Assume that a producer determines that its rate of electricity and provisions for the factory are roughly $10 per machine hour (MH). In addition the owner knows that the factory management, depreciation, and supplementary fixed costs are just about $40,000 per month. Characteristically, the manufacture equipment operates amid 4,000 and 7,000 hours per month. Based on this information of the company, the flexible budget for each month would be $40,000 + $10 for every MH.
Now let’s demonstrate the flexible budget by means of some data. If the manufacture equipment is essential to operate for 5,000 hours throughout January, the flexible budget in favor of January will be $90,000 ($40,000 fixed + $10 x 5,000 MH). If the gear is required to function in February for 6,300 hours, after that the flexible budget designed for February will be $103,000 ($40,000 fixed + $10 x 6,300 MH). If March necessitate only 4,100 machine hours, the flexible budget intended for March will be $81,000 ($40,000 fixed + $10 x 4,100 MH).

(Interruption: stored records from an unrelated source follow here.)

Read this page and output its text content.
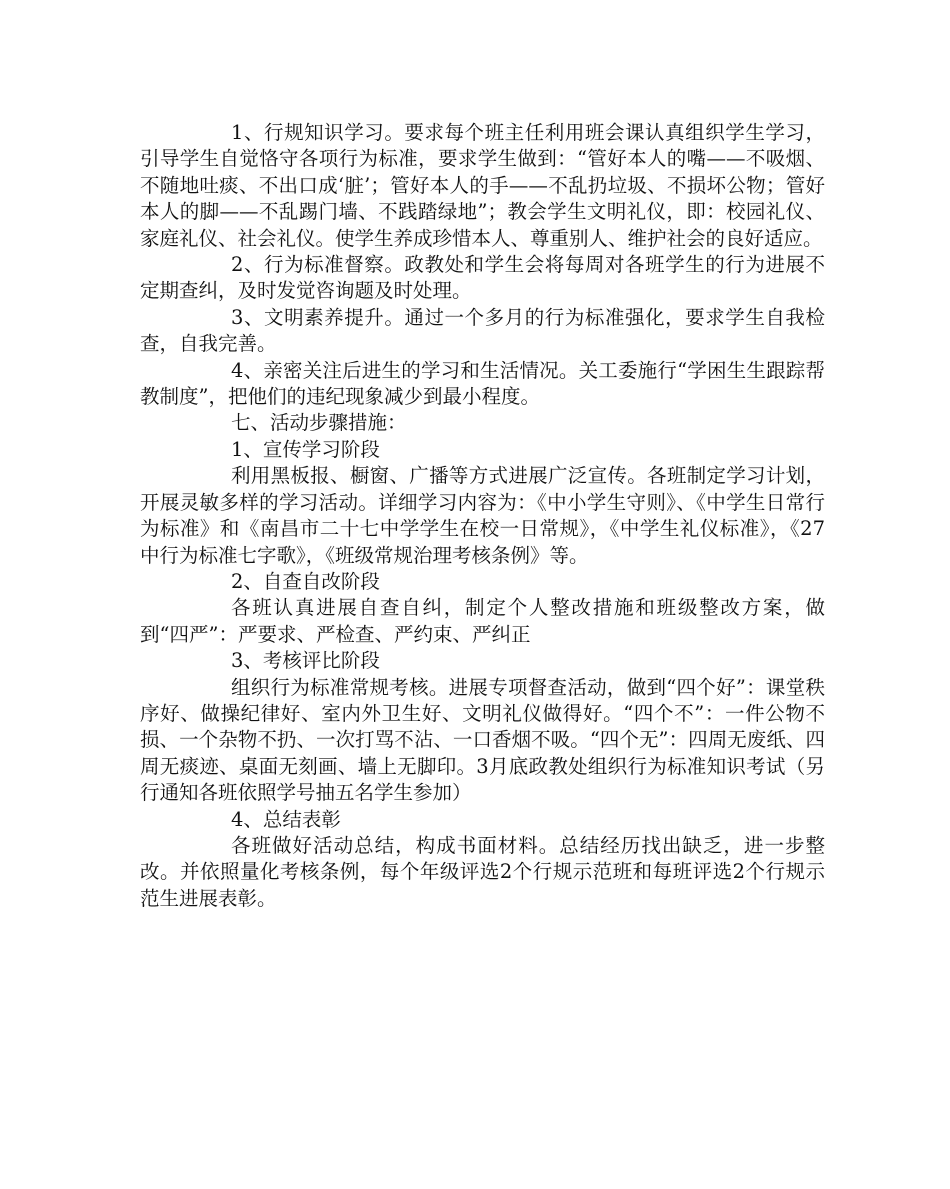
1、行规知识学习。要求每个班主任利用班会课认真组织学生学习，引导学生自觉恪守各项行为标准，要求学生做到：“管好本人的嘴——不吸烟、不随地吐痰、不出口成‘脏’；管好本人的手——不乱扔垃圾、不损坏公物；管好本人的脚——不乱踢门墙、不践踏绿地”；教会学生文明礼仪，即：校园礼仪、家庭礼仪、社会礼仪。使学生养成珍惜本人、尊重别人、维护社会的良好适应。

2、行为标准督察。政教处和学生会将每周对各班学生的行为进展不定期查纠，及时发觉咨询题及时处理。

3、文明素养提升。通过一个多月的行为标准强化，要求学生自我检查，自我完善。

4、亲密关注后进生的学习和生活情况。关工委施行“学困生生跟踪帮教制度”，把他们的违纪现象减少到最小程度。

七、活动步骤措施：

1、宣传学习阶段

利用黑板报、橱窗、广播等方式进展广泛宣传。各班制定学习计划，开展灵敏多样的学习活动。详细学习内容为：《中小学生守则》、《中学生日常行为标准》和《南昌市二十七中学学生在校一日常规》，《中学生礼仪标准》，《27中行为标准七字歌》，《班级常规治理考核条例》等。

2、自查自改阶段

各班认真进展自查自纠，制定个人整改措施和班级整改方案，做到“四严”：严要求、严检查、严约束、严纠正

3、考核评比阶段

组织行为标准常规考核。进展专项督查活动，做到“四个好”：课堂秩序好、做操纪律好、室内外卫生好、文明礼仪做得好。“四个不”：一件公物不损、一个杂物不扔、一次打骂不沾、一口香烟不吸。“四个无”：四周无废纸、四周无痰迹、桌面无刻画、墙上无脚印。3月底政教处组织行为标准知识考试（另行通知各班依照学号抽五名学生参加）

4、总结表彰

各班做好活动总结，构成书面材料。总结经历找出缺乏，进一步整改。并依照量化考核条例，每个年级评选2个行规示范班和每班评选2个行规示范生进展表彰。
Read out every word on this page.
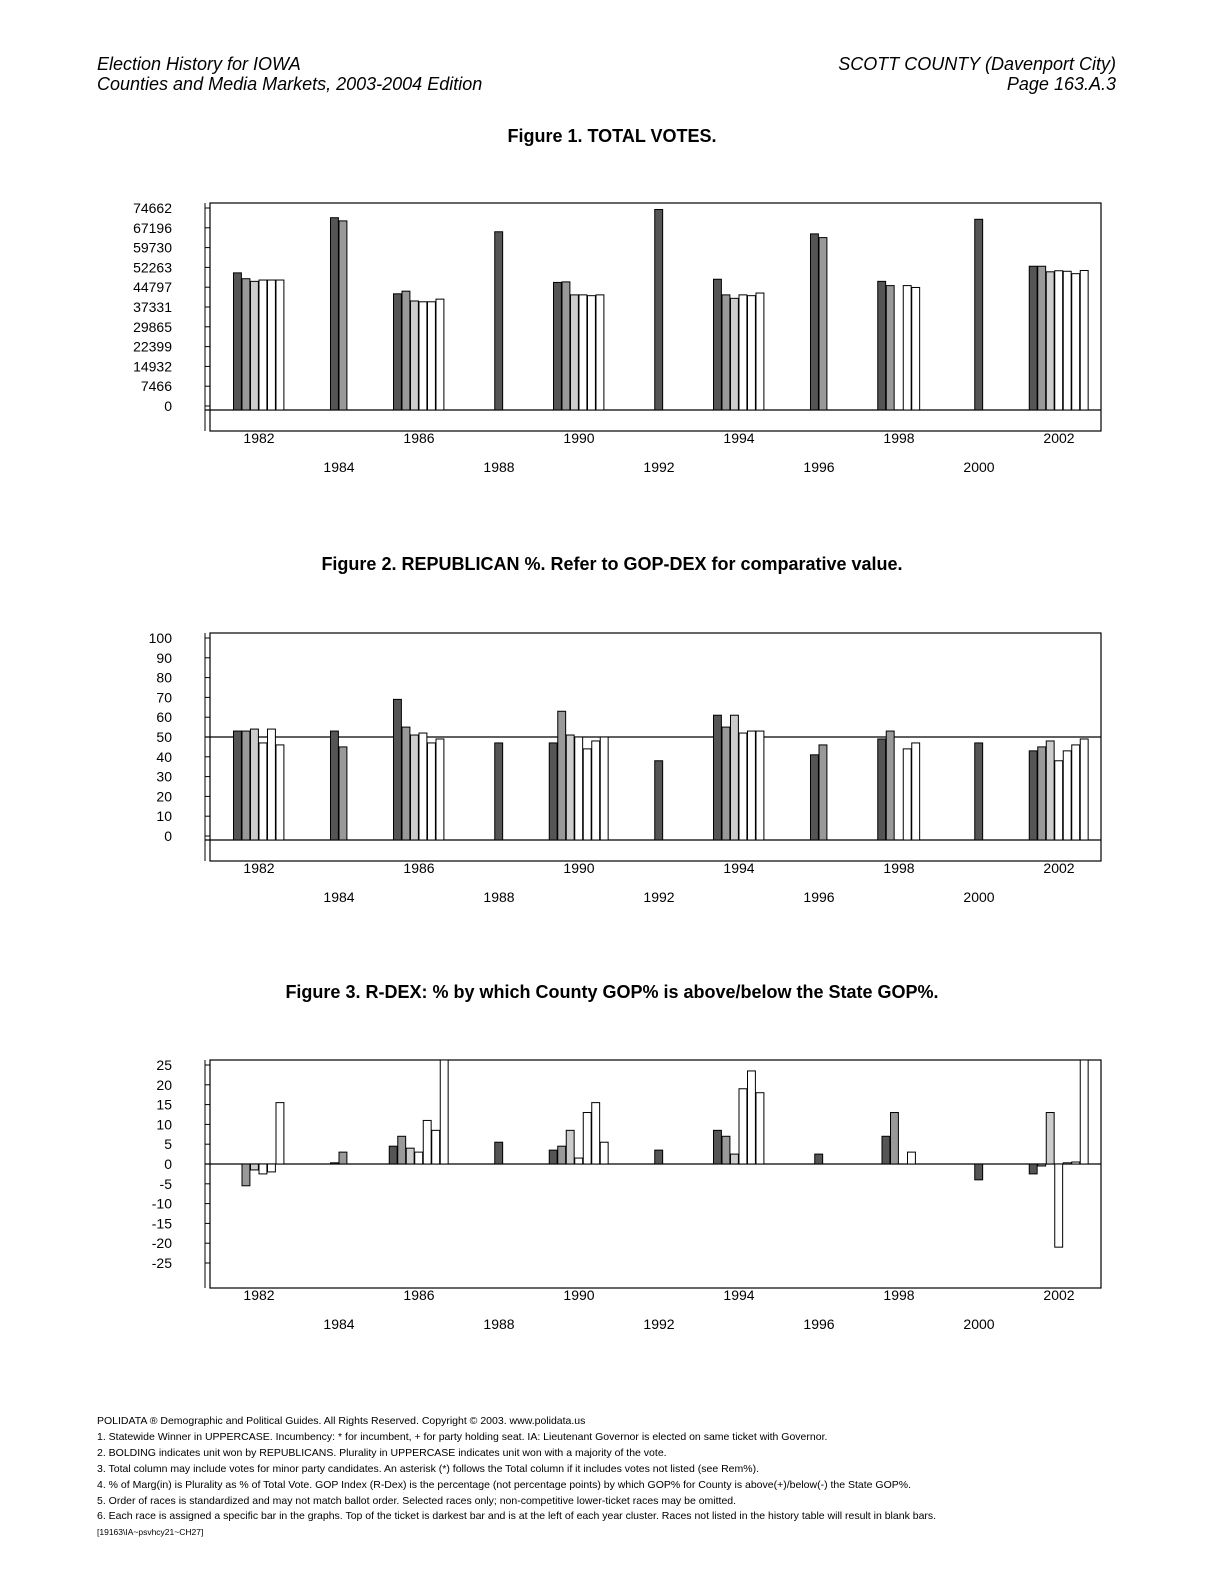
Election History for IOWA
Counties and Media Markets, 2003-2004 Edition
SCOTT COUNTY (Davenport City)
Page 163.A.3
Figure 1. TOTAL VOTES.
74662
67196
59730
52263
44797
37331
29865
22399
14932
7466
0
1982	1986	1990	1994	1998	2002
1984	1988	1992	1996	2000
Figure 2. REPUBLICAN %. Refer to GOP-DEX for comparative value.
100
90
80
70
60
50
40
30
20
10
0
1982	1986	1990	1994	1998	2002
1984	1988	1992	1996	2000
Figure 3. R-DEX: % by which County GOP% is above/below the State GOP%.
25
20
15
10
5
0
-5
-10
-15
-20
-25
1982	1986	1990	1994	1998	2002
1984	1988	1992	1996	2000
POLIDATA ® Demographic and Political Guides. All Rights Reserved. Copyright © 2003. www.polidata.us
1. Statewide Winner in UPPERCASE. Incumbency: * for incumbent, + for party holding seat. IA: Lieutenant Governor is elected on same ticket with Governor.
2. BOLDING indicates unit won by REPUBLICANS. Plurality in UPPERCASE indicates unit won with a majority of the vote.
3. Total column may include votes for minor party candidates. An asterisk (*) follows the Total column if it includes votes not listed (see Rem%).
4. % of Marg(in) is Plurality as % of Total Vote. GOP Index (R-Dex) is the percentage (not percentage points) by which GOP% for County is above(+)/below(-) the State GOP%.
5. Order of races is standardized and may not match ballot order. Selected races only; non-competitive lower-ticket races may be omitted.
6. Each race is assigned a specific bar in the graphs. Top of the ticket is darkest bar and is at the left of each year cluster. Races not listed in the history table will result in blank bars.
[19163\IA~psvhcy21~CH27]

If the plant manager is obligatory to use additional machine hours, it is rational to boost the plant manager’s budget for the supplementary cost of electricity and provisions. The manager’s budget is supposed to also diminish when the requirement to operate the gear is reduced. In short, the flexible budget gives a better chance for preparation and controlling than does a stationary budget.